Philippines Drugmakers Cite Poor Generics Regulations
A Philippines drug industry association, the Pharmaceutical and Healthcare Association (PHAP), has criticised the government's apparent failure to implement the Generics Act, a measure originally approved in 1988. The group claims that proper enforcement of the law, and a clampdown on copying, would prove a better means to boost low-cost healthcare than expanding the government's controversial parallel drug import programme.
Existing regulations are positive for the generics sector, as for example doctors are obliged to include a drug's generic name on prescriptions. However, it appears that such cost-conscious measures have failed to prevent widespread copying in the country, which has been partly attributable to high local prices for branded drugs compared with other regional markets.
Meanwhile, the PHAP has launched another injunction against the parallel importation policy, which allows government-owned trading concern PITC an official monopoly on imports of low-cost drugs from India, where harsh price controls are in effect. The programme has reportedly sourced more than US$500mn worth of cheap drugs from the country in the last three years, although many counterfeiters are able to label their products as "made in India" to exploit the scheme.
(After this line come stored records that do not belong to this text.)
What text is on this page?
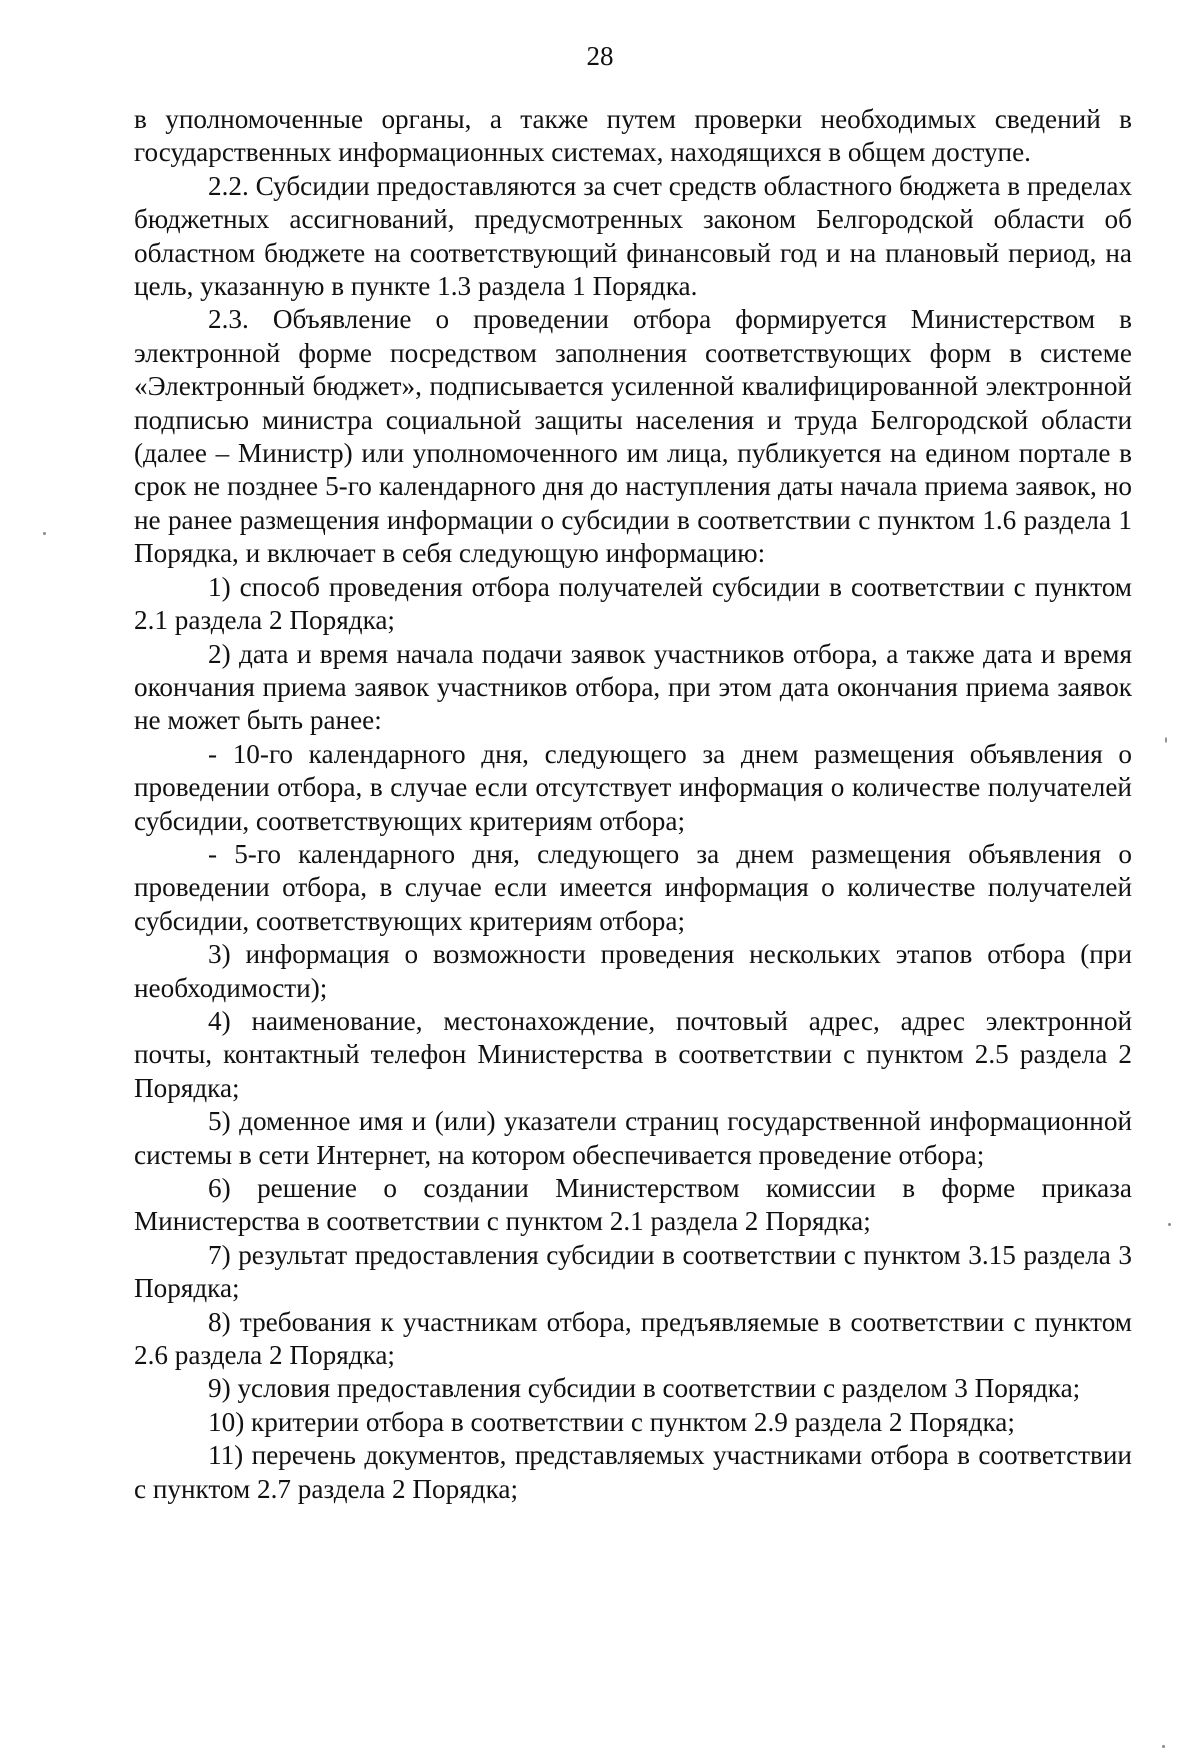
28

в уполномоченные органы, а также путем проверки необходимых сведений в государственных информационных системах, находящихся в общем доступе.

2.2. Субсидии предоставляются за счет средств областного бюджета в пределах бюджетных ассигнований, предусмотренных законом Белгородской области об областном бюджете на соответствующий финансовый год и на плановый период, на цель, указанную в пункте 1.3 раздела 1 Порядка.

2.3. Объявление о проведении отбора формируется Министерством в электронной форме посредством заполнения соответствующих форм в системе «Электронный бюджет», подписывается усиленной квалифицированной электронной подписью министра социальной защиты населения и труда Белгородской области (далее – Министр) или уполномоченного им лица, публикуется на едином портале в срок не позднее 5-го календарного дня до наступления даты начала приема заявок, но не ранее размещения информации о субсидии в соответствии с пунктом 1.6 раздела 1 Порядка, и включает в себя следующую информацию:

1) способ проведения отбора получателей субсидии в соответствии с пунктом 2.1 раздела 2 Порядка;

2) дата и время начала подачи заявок участников отбора, а также дата и время окончания приема заявок участников отбора, при этом дата окончания приема заявок не может быть ранее:

- 10-го календарного дня, следующего за днем размещения объявления о проведении отбора, в случае если отсутствует информация о количестве получателей субсидии, соответствующих критериям отбора;

- 5-го календарного дня, следующего за днем размещения объявления о проведении отбора, в случае если имеется информация о количестве получателей субсидии, соответствующих критериям отбора;

3) информация о возможности проведения нескольких этапов отбора (при необходимости);

4) наименование, местонахождение, почтовый адрес, адрес электронной почты, контактный телефон Министерства в соответствии с пунктом 2.5 раздела 2 Порядка;

5) доменное имя и (или) указатели страниц государственной информационной системы в сети Интернет, на котором обеспечивается проведение отбора;

6) решение о создании Министерством комиссии в форме приказа Министерства в соответствии с пунктом 2.1 раздела 2 Порядка;

7) результат предоставления субсидии в соответствии с пунктом 3.15 раздела 3 Порядка;

8) требования к участникам отбора, предъявляемые в соответствии с пунктом 2.6 раздела 2 Порядка;

9) условия предоставления субсидии в соответствии с разделом 3 Порядка;

10) критерии отбора в соответствии с пунктом 2.9 раздела 2 Порядка;

11) перечень документов, представляемых участниками отбора в соответствии с пунктом 2.7 раздела 2 Порядка;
Despite its obvious problems, the Philippines government is nevertheless unlikely to withdraw from the parallel imports policy. Officials have already pledged to reduce drug prices by as much as 50%, and low acceptance of generics among local prescribers is unlikely to improve in the near term. Further, the parallel import plan's objectives are likely to encourage branded drugs while also severely affecting ethical manufacturers' margins. Indeed, the programme specifically targets the most commonly prescribed brands and therapies, and seeks to obtain foreign drugs for the country's most commonly fatal diseases at the widest possible differentials to prevailing prices in the Philippines.